The somewhat cumbersomely-named Kuwait House of National Memorial Museum is a memorial to the Iraqi occupation of Kuwait and the ensuing Gulf War.
The museum is probably not for the faint-hearted.
It’s been 20 years, so a quick recap: On 2 August 1990, Iraq invaded Kuwait, claiming it was a part of the old Ottoman province of Basra and thus belonged to Iraq. Thousands of Iraqi soldiers and tanks came at night and Kuwait City was air-bombed. Looting immediately began; banks were robbed and people terrorised. Barrels of oil were dumped in the Gulf and oil wells set on fire. Kuwaitis were taken as prisoners of war. Others fled to neighbouring Saudi Arabia. Some got lost in the desert and were never heard of again. Five days after the invasion, US troops were sent to Saudi Arabia. An international coalition to oppose Saddam Hussein was forged, comprising 34 countries and in January 1991 the Gulf War was on.
Step by step, in all its horror, this is all recreated, using models and sound effects. Walking along dark passageways, you see and hear guns blasting, helicopters whirring overhead, people screaming, oil wells burning. After a while, I was convinced I could actually smell the burning oil as well.

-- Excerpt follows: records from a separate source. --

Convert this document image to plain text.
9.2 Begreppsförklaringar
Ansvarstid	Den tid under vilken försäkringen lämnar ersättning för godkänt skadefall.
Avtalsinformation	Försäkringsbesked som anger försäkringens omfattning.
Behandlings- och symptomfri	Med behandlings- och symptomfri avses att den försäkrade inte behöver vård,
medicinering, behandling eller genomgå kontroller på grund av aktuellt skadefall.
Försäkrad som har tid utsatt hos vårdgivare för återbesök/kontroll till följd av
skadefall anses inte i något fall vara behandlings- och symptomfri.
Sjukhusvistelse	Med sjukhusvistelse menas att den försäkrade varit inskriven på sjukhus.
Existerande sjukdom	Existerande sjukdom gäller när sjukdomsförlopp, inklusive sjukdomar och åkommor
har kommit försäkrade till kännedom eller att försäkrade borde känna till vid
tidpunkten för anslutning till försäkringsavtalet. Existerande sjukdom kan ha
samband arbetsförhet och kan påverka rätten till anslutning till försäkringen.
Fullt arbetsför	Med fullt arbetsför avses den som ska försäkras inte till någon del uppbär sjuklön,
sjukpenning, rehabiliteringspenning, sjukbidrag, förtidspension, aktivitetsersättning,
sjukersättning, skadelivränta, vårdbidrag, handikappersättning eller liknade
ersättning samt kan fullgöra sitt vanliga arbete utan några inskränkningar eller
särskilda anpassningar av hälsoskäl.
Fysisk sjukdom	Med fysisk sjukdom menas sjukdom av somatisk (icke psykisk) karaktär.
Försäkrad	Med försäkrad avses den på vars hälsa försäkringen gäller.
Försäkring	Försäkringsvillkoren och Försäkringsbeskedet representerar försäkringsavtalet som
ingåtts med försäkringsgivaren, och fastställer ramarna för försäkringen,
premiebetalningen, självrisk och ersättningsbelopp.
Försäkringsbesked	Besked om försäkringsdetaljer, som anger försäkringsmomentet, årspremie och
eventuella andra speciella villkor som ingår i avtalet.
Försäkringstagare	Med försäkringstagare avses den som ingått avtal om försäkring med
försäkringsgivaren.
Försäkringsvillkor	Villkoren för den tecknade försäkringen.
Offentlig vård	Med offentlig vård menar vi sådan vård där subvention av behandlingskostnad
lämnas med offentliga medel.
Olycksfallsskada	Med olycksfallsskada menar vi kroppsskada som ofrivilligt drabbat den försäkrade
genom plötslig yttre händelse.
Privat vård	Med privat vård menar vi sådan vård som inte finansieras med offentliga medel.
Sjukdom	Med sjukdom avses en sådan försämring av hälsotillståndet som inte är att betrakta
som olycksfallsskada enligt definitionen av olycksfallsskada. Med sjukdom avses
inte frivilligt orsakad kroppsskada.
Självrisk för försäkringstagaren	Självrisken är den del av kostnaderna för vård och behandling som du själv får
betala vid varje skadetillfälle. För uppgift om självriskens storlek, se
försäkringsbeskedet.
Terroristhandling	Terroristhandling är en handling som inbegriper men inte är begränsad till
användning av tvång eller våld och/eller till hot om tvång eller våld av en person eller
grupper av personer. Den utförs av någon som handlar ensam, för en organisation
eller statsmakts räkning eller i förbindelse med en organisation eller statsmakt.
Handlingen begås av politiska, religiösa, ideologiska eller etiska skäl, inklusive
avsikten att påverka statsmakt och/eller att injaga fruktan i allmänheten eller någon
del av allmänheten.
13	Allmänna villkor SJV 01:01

After showing proper appreciation to the coalition forces (most countries have their own section), the museum goes on to present Saddam Hussein’s atrocities in Northern Iraq. A very disturbing photo exhibition shows torture centres at Iraqi police stations and young children killed by poisoned gas.
As a finale are photos of Saddam Hussein’s capture and incarceration. In one, his two sons lie on tables; blue sheets covering only the middle of their bleeding corpses. Accused of murder, rape, torture, kidnapping, and various financial crimes, Udai and Qusay Hussein were probably bad news. Still, this photo bothers me a great deal. The brothers were killed during a US raid on their house. So was Qusay’s 14-year-old son Mustapha.
The National Memorial Museum obviously shows only one side of the story. Still, this monument to our fairly recent history is very evocative. And definitely worth experiencing.